Other responsibilities include:
- Keeping an eye on the #Hosting channel on Mattermost
- Checking that the people who should be on the pager escalation path for any given sprint have added their hours to OpsGenie
- Keeping an eye OpsGenie alerts’ list, ensuring that every alert is being addressed
- Making sure that clients are notified and kept informed of the incident response
- Ensuring that a ticket and/or a follow-up task is created for each issue, and that it has been fully investigated
- Checking that an entry on the DevOps review document1 is created for each incident, and posting a summary to the OpenCraft Ops Review forum thread1 after each sprint.
- Being the point of contact for firefighters, and provide long-term knowledge and consistency about firefighting to the team (the firefighter role is rotating very frequently, making it hard to have a long-term vision while addressing issues)
Rough estimation per sprint:
- 1h on the first Tuesday to check the FF rotations on OpsGenie and checks recurring every sprint
- 5-20 minutes every day to check and address issues with pages
- 1h to reply to pings, answer tickets and nudge firefighters as needed
Total: 5h recurring task
The firefighting managers (or their backups) log their time normally on individual tickets, like firefighters - with the exception of time spent dealing with an escalation reaching their level at the top of the queue outside of their work hours, which is logged a second time, to be paid 2x. This should be rare, as work on the role such as prior coordination, checking the opsgenie roster every sprint, etc. could be done async in normal work hours. But such escalation time is logged twice: once in the normal task (to ensure it’s also billed when appropriate), and a second time in a specific internal "sprint manager escalation" task, which is also used to track how much firefighting managers are being paged, and the corresponding budget.

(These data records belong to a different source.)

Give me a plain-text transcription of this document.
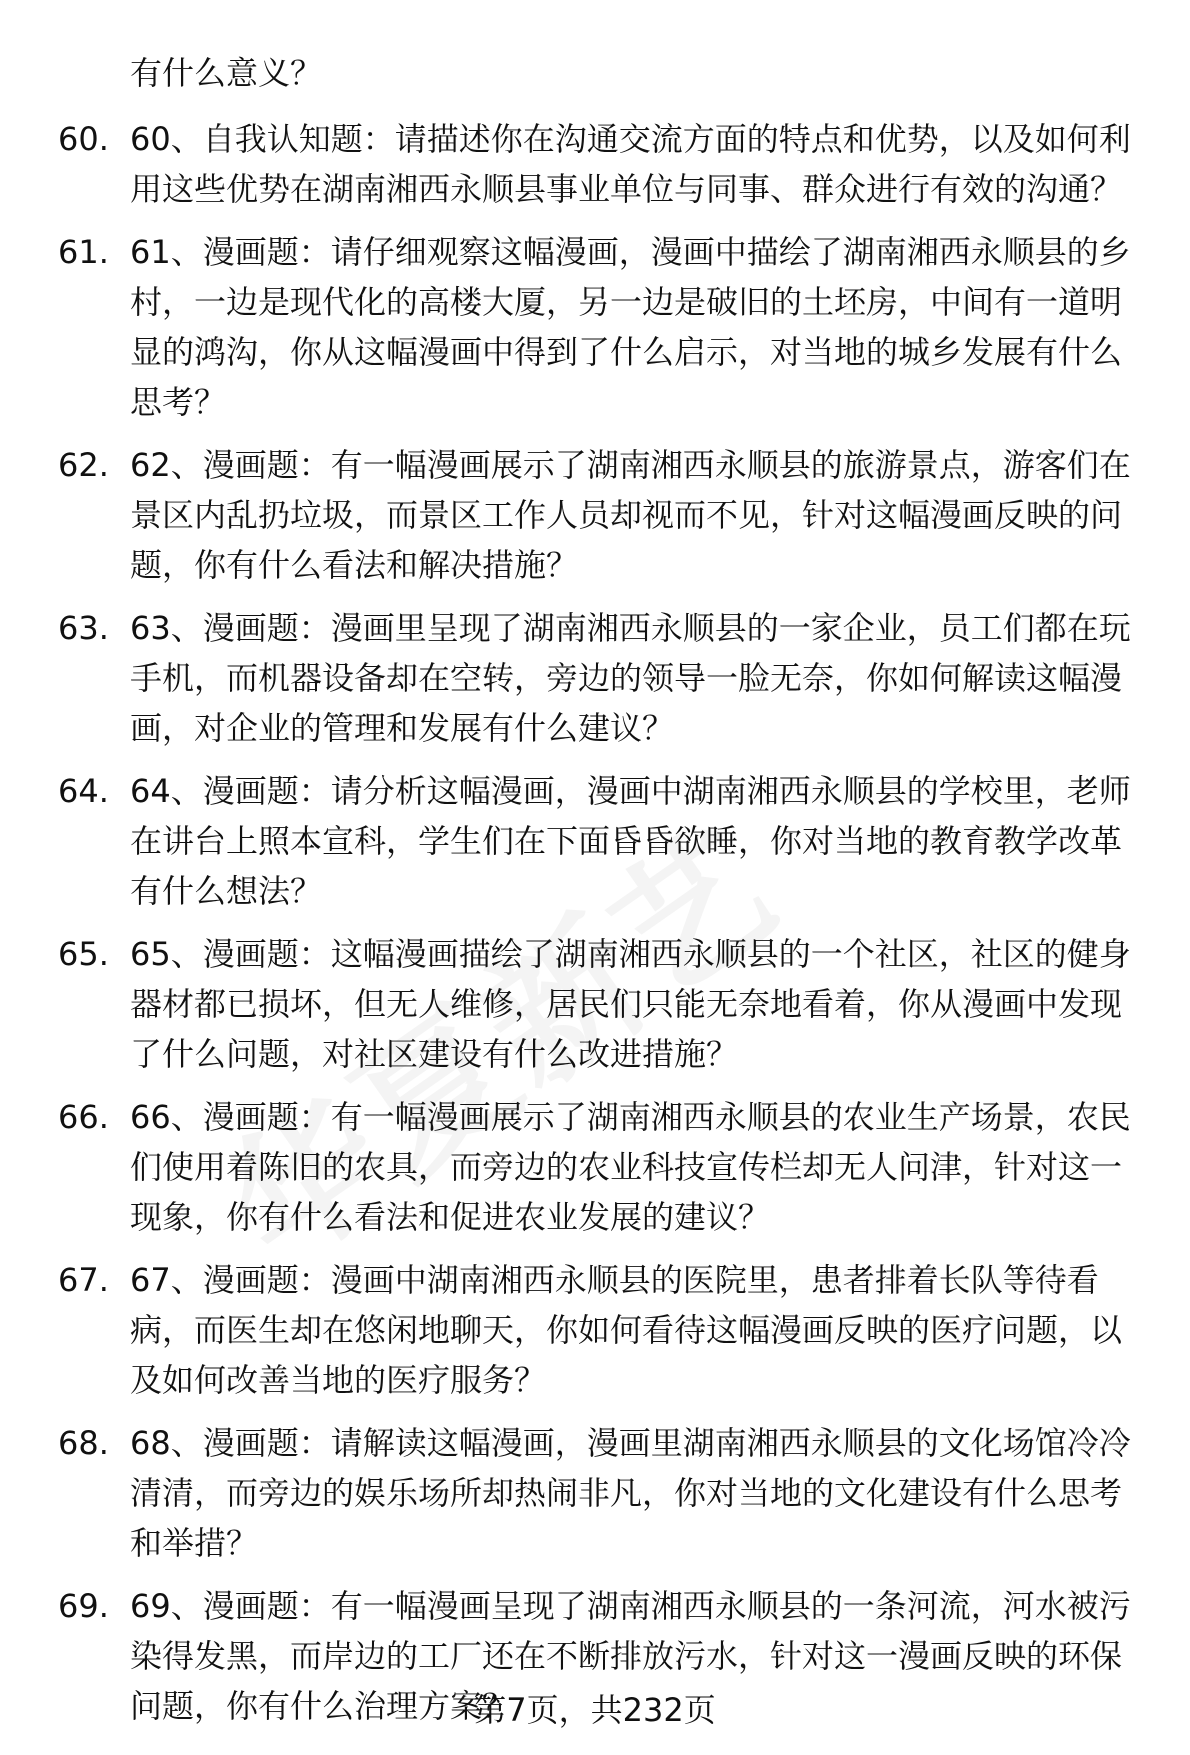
有什么意义？

60. 60、自我认知题：请描述你在沟通交流方面的特点和优势，以及如何利用这些优势在湖南湘西永顺县事业单位与同事、群众进行有效的沟通？

61. 61、漫画题：请仔细观察这幅漫画，漫画中描绘了湖南湘西永顺县的乡村，一边是现代化的高楼大厦，另一边是破旧的土坯房，中间有一道明显的鸿沟，你从这幅漫画中得到了什么启示，对当地的城乡发展有什么思考？

62. 62、漫画题：有一幅漫画展示了湖南湘西永顺县的旅游景点，游客们在景区内乱扔垃圾，而景区工作人员却视而不见，针对这幅漫画反映的问题，你有什么看法和解决措施？

63. 63、漫画题：漫画里呈现了湖南湘西永顺县的一家企业，员工们都在玩手机，而机器设备却在空转，旁边的领导一脸无奈，你如何解读这幅漫画，对企业的管理和发展有什么建议？

64. 64、漫画题：请分析这幅漫画，漫画中湖南湘西永顺县的学校里，老师在讲台上照本宣科，学生们在下面昏昏欲睡，你对当地的教育教学改革有什么想法？

65. 65、漫画题：这幅漫画描绘了湖南湘西永顺县的一个社区，社区的健身器材都已损坏，但无人维修，居民们只能无奈地看着，你从漫画中发现了什么问题，对社区建设有什么改进措施？

66. 66、漫画题：有一幅漫画展示了湖南湘西永顺县的农业生产场景，农民们使用着陈旧的农具，而旁边的农业科技宣传栏却无人问津，针对这一现象，你有什么看法和促进农业发展的建议？

67. 67、漫画题：漫画中湖南湘西永顺县的医院里，患者排着长队等待看病，而医生却在悠闲地聊天，你如何看待这幅漫画反映的医疗问题，以及如何改善当地的医疗服务？

68. 68、漫画题：请解读这幅漫画，漫画里湖南湘西永顺县的文化场馆冷冷清清，而旁边的娱乐场所却热闹非凡，你对当地的文化建设有什么思考和举措？

69. 69、漫画题：有一幅漫画呈现了湖南湘西永顺县的一条河流，河水被污染得发黑，而岸边的工厂还在不断排放污水，针对这一漫画反映的环保问题，你有什么治理方案？

第7页，共232页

Procedure to handle escalations¶
When an alert escalates to a firefighting manager, the general procedure to deal with the alert is the following:
- Go to the devops channel, mention that the page has escalated, asking if anyone online is available to look at it, and pinging explicitly the firefighters who might have missed the page on their phone
- If nobody answers immediately, check if the page needs urgent attention, or if it's something that can wait for the firefighters to come back online:
- if it can wait until then, snooze until the time where the next firefighter rotation starts in opsgenie
- if it can't wait, snooze for 5, 10 or 30 minutes depending on the alert urgency, to give time for someone to see either the chat pings or the pager alert
- If the alert re-escalates after the snooze, repeat the previous step, but this time also ping @here or @channel depending on the issue's importance and urgency, to widen the number of people being pinged
- If there are still no answers in the chat, that it re-escalates, and that it's an important and urgent issue, then it's time to start either looking at solving the problem personally, or use the contacts spreadsheet to find the right person to call on the phone to help.

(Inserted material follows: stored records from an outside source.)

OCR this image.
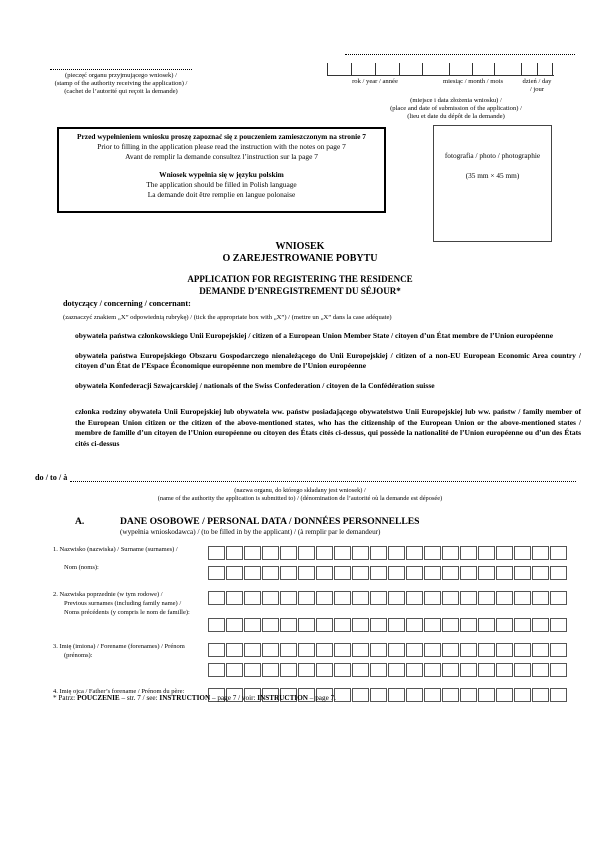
(pieczęć organu przyjmującego wniosek) /
(stamp of the authority receiving the application) /
(cachet de l’autorité qui reçoit la demande)
rok / year / année	miesiąc / month / mois	dzień / day
/ jour
(miejsce i data złożenia wniosku) /
(place and date of submission of the application) /
(lieu et date du dépôt de la demande)
Przed wypełnieniem wniosku proszę zapoznać się z pouczeniem zamieszczonym na stronie 7
Prior to filling in the application please read the instruction with the notes on page 7
Avant de remplir la demande consultez l’instruction sur la page 7
Wniosek wypełnia się w języku polskim
The application should be filled in Polish language
La demande doit être remplie en langue polonaise
fotografia / photo / photographie
(35 mm × 45 mm)
WNIOSEK
O ZAREJESTROWANIE POBYTU
APPLICATION FOR REGISTERING THE RESIDENCE
DEMANDE D’ENREGISTREMENT DU SÉJOUR*
dotyczący / concerning / concernant:
(zaznaczyć znakiem „X” odpowiednią rubrykę) / (tick the appropriate box with „X”) / (mettre un „X” dans la case adéquate)
obywatela państwa członkowskiego Unii Europejskiej / citizen of a European Union Member State / citoyen d’un État membre de l’Union européenne
obywatela państwa Europejskiego Obszaru Gospodarczego nienależącego do Unii Europejskiej / citizen of a non-EU European Economic Area country / citoyen d’un État de l’Espace Économique européenne non membre de l’Union européenne
obywatela Konfederacji Szwajcarskiej / nationals of the Swiss Confederation / citoyen de la Confédération suisse
członka rodziny obywatela Unii Europejskiej lub obywatela ww. państw posiadającego obywatelstwo Unii Europejskiej lub ww. państw / family member of the European Union citizen or the citizen of the above-mentioned states, who has the citizenship of the European Union or the above-mentioned states / membre de famille d’un citoyen de l’Union européenne ou citoyen des États cités ci-dessus, qui possède la nationalité de l’Union européenne ou d’un des États cités ci-dessus
do / to / à
(nazwa organu, do którego składany jest wniosek) /
(name of the authority the application is submitted to) / (dénomination de l’autorité où la demande est déposée)
A.	DANE OSOBOWE / PERSONAL DATA / DONNÉES PERSONNELLES
(wypełnia wnioskodawca) / (to be filled in by the applicant) / (à remplir par le demandeur)
1. Nazwisko (nazwiska) / Surname (surnames) /
Nom (noms):
2. Nazwiska poprzednie (w tym rodowe) /
Previous surnames (including family name) /
Noms précédents (y compris le nom de famille):
3. Imię (imiona) / Forename (forenames) / Prénom
(prénoms):
4. Imię ojca / Father’s forename / Prénom du père:
* Patrz: POUCZENIE – str. 7 / see: INSTRUCTION – page 7 / voir: INSTRUCTION – page 7.
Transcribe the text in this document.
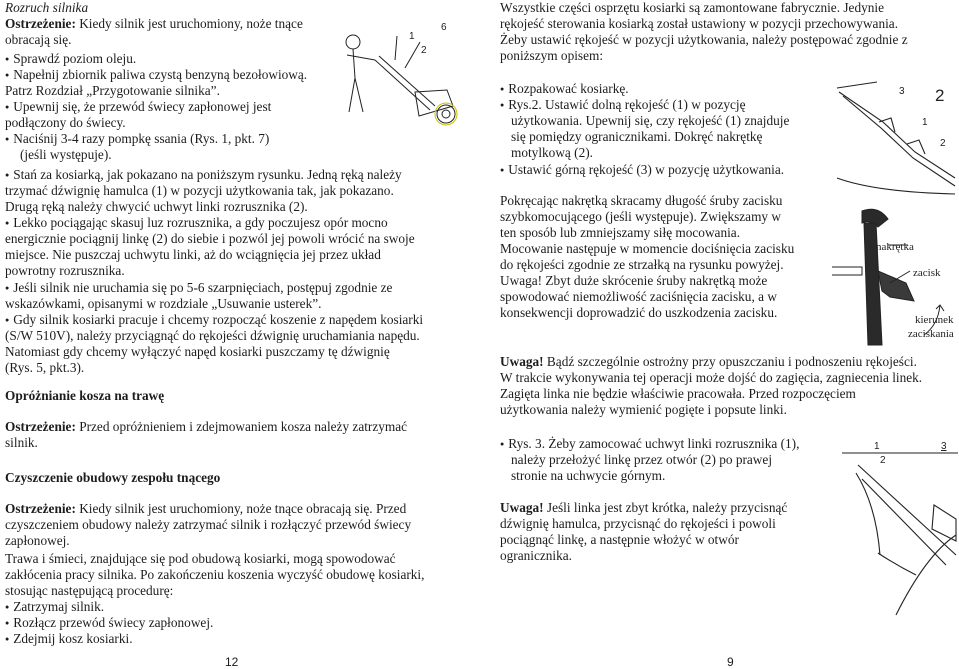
Rozruch silnika
Ostrzeżenie: Kiedy silnik jest uruchomiony, noże tnące
obracają się.
● Sprawdź poziom oleju.
● Napełnij zbiornik paliwa czystą benzyną bezołowiową.
Patrz Rozdział „Przygotowanie silnika”.
● Upewnij się, że przewód świecy zapłonowej jest
podłączony do świecy.
● Naciśnij 3-4 razy pompkę ssania (Rys. 1, pkt. 7)
(jeśli występuje).
● Stań za kosiarką, jak pokazano na poniższym rysunku. Jedną ręką należy
trzymać dźwignię hamulca (1) w pozycji użytkowania tak, jak pokazano.
Drugą ręką należy chwycić uchwyt linki rozrusznika (2).
● Lekko pociągając skasuj luz rozrusznika, a gdy poczujesz opór mocno
energicznie pociągnij linkę (2) do siebie i pozwól jej powoli wrócić na swoje
miejsce. Nie puszczaj uchwytu linki, aż do wciągnięcia jej przez układ
powrotny rozrusznika.
● Jeśli silnik nie uruchamia się po 5-6 szarpnięciach, postępuj zgodnie ze
wskazówkami, opisanymi w rozdziale „Usuwanie usterek”.
● Gdy silnik kosiarki pracuje i chcemy rozpocząć koszenie z napędem kosiarki
(S/W 510V), należy przyciągnąć do rękojeści dźwignię uruchamiania napędu.
Natomiast gdy chcemy wyłączyć napęd kosiarki puszczamy tę dźwignię
(Rys. 5, pkt.3).
Opróżnianie kosza na trawę
Ostrzeżenie: Przed opróżnieniem i zdejmowaniem kosza należy zatrzymać
silnik.
Czyszczenie obudowy zespołu tnącego
Ostrzeżenie: Kiedy silnik jest uruchomiony, noże tnące obracają się. Przed
czyszczeniem obudowy należy zatrzymać silnik i rozłączyć przewód świecy
zapłonowej.
Trawa i śmieci, znajdujące się pod obudową kosiarki, mogą spowodować
zakłócenia pracy silnika. Po zakończeniu koszenia wyczyść obudowę kosiarki,
stosując następującą procedurę:
● Zatrzymaj silnik.
● Rozłącz przewód świecy zapłonowej.
● Zdejmij kosz kosiarki.
1
2
6
12
Wszystkie części osprzętu kosiarki są zamontowane fabrycznie. Jedynie
rękojeść sterowania kosiarką został ustawiony w pozycji przechowywania.
Żeby ustawić rękojeść w pozycji użytkowania, należy postępować zgodnie z
poniższym opisem:
● Rozpakować kosiarkę.
● Rys.2. Ustawić dolną rękojeść (1) w pozycję
użytkowania. Upewnij się, czy rękojeść (1) znajduje
się pomiędzy ogranicznikami. Dokręć nakrętkę
motylkową (2).
● Ustawić górną rękojeść (3) w pozycję użytkowania.
Pokręcając nakrętką skracamy długość śruby zacisku
szybkomocującego (jeśli występuje). Zwiększamy w
ten sposób lub zmniejszamy siłę mocowania.
Mocowanie następuje w momencie dociśnięcia zacisku
do rękojeści zgodnie ze strzałką na rysunku powyżej.
Uwaga! Zbyt duże skrócenie śruby nakrętką może
spowodować niemożliwość zaciśnięcia zacisku, a w
konsekwencji doprowadzić do uszkodzenia zacisku.
Uwaga! Bądź szczególnie ostrożny przy opuszczaniu i podnoszeniu rękojeści.
W trakcie wykonywania tej operacji może dojść do zagięcia, zagniecenia linek.
Zagięta linka nie będzie właściwie pracowała. Przed rozpoczęciem
użytkowania należy wymienić pogięte i popsute linki.
● Rys. 3. Żeby zamocować uchwyt linki rozrusznika (1),
należy przełożyć linkę przez otwór (2) po prawej
stronie na uchwycie górnym.
Uwaga! Jeśli linka jest zbyt krótka, należy przycisnąć
dźwignię hamulca, przycisnąć do rękojeści i powoli
pociągnąć linkę, a następnie włożyć w otwór
ogranicznika.
3 2
1
2
nakrętka
zacisk
kierunek
zaciskania
1	3
2
9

The process of creating JIRA tickets for firefighters and assigning the appropriate number of hours to them is automated: SprintCraft takes care of it based on information from the Weekly Rotations Schedule.

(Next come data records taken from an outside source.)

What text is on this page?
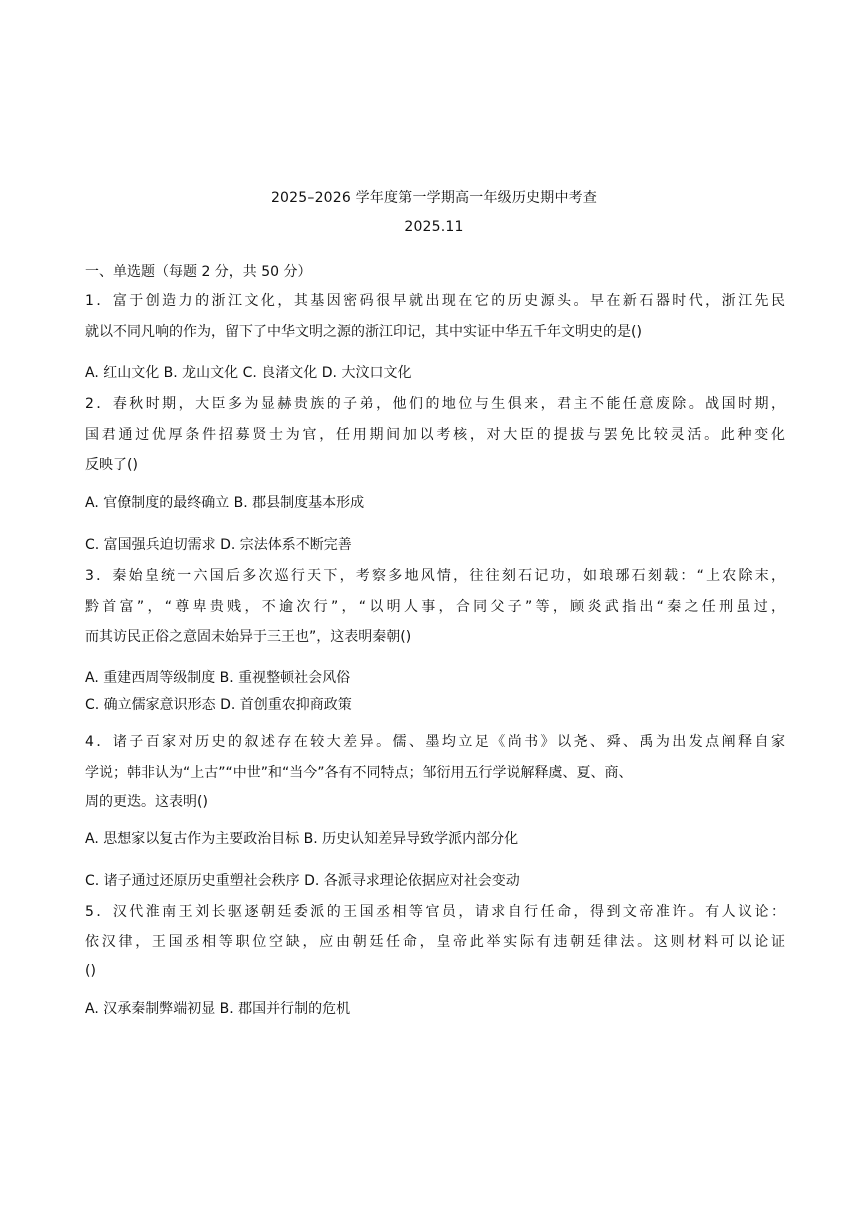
2025–2026 学年度第一学期高一年级历史期中考查
2025.11
一、单选题（每题 2 分，共 50 分）
1．富于创造力的浙江文化，其基因密码很早就出现在它的历史源头。早在新石器时代，浙江先民
就以不同凡响的作为，留下了中华文明之源的浙江印记，其中实证中华五千年文明史的是()
A. 红山文化 B. 龙山文化 C. 良渚文化 D. 大汶口文化
2．春秋时期，大臣多为显赫贵族的子弟，他们的地位与生俱来，君主不能任意废除。战国时期，
国君通过优厚条件招募贤士为官，任用期间加以考核，对大臣的提拔与罢免比较灵活。此种变化
反映了()
A. 官僚制度的最终确立 B. 郡县制度基本形成
C. 富国强兵迫切需求 D. 宗法体系不断完善
3．秦始皇统一六国后多次巡行天下，考察多地风情，往往刻石记功，如琅琊石刻载：“上农除末，
黔首富”，“尊卑贵贱，不逾次行”，“以明人事，合同父子”等，顾炎武指出“秦之任刑虽过，
而其访民正俗之意固未始异于三王也”，这表明秦朝()
A. 重建西周等级制度 B. 重视整顿社会风俗
C. 确立儒家意识形态 D. 首创重农抑商政策
4．诸子百家对历史的叙述存在较大差异。儒、墨均立足《尚书》以尧、舜、禹为出发点阐释自家
学说；韩非认为“上古”“中世”和“当今”各有不同特点；邹衍用五行学说解释虞、夏、商、
周的更迭。这表明()
A. 思想家以复古作为主要政治目标 B. 历史认知差异导致学派内部分化
C. 诸子通过还原历史重塑社会秩序 D. 各派寻求理论依据应对社会变动
5．汉代淮南王刘长驱逐朝廷委派的王国丞相等官员，请求自行任命，得到文帝准许。有人议论：
依汉律，王国丞相等职位空缺，应由朝廷任命，皇帝此举实际有违朝廷律法。这则材料可以论证
()
A. 汉承秦制弊端初显 B. 郡国并行制的危机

This document supports configuring the number of firefighters as well as the number of hours to be allocated to each firefighting ticket separately for each cell, which means that the automation as a whole can be easily adapted to match cell-specific firefighting regimens. Detailed information on how the automation works and the required format of the data in the Weekly Rotations Schedule can be found in the Completing sprints section of the SprintCraft documentation.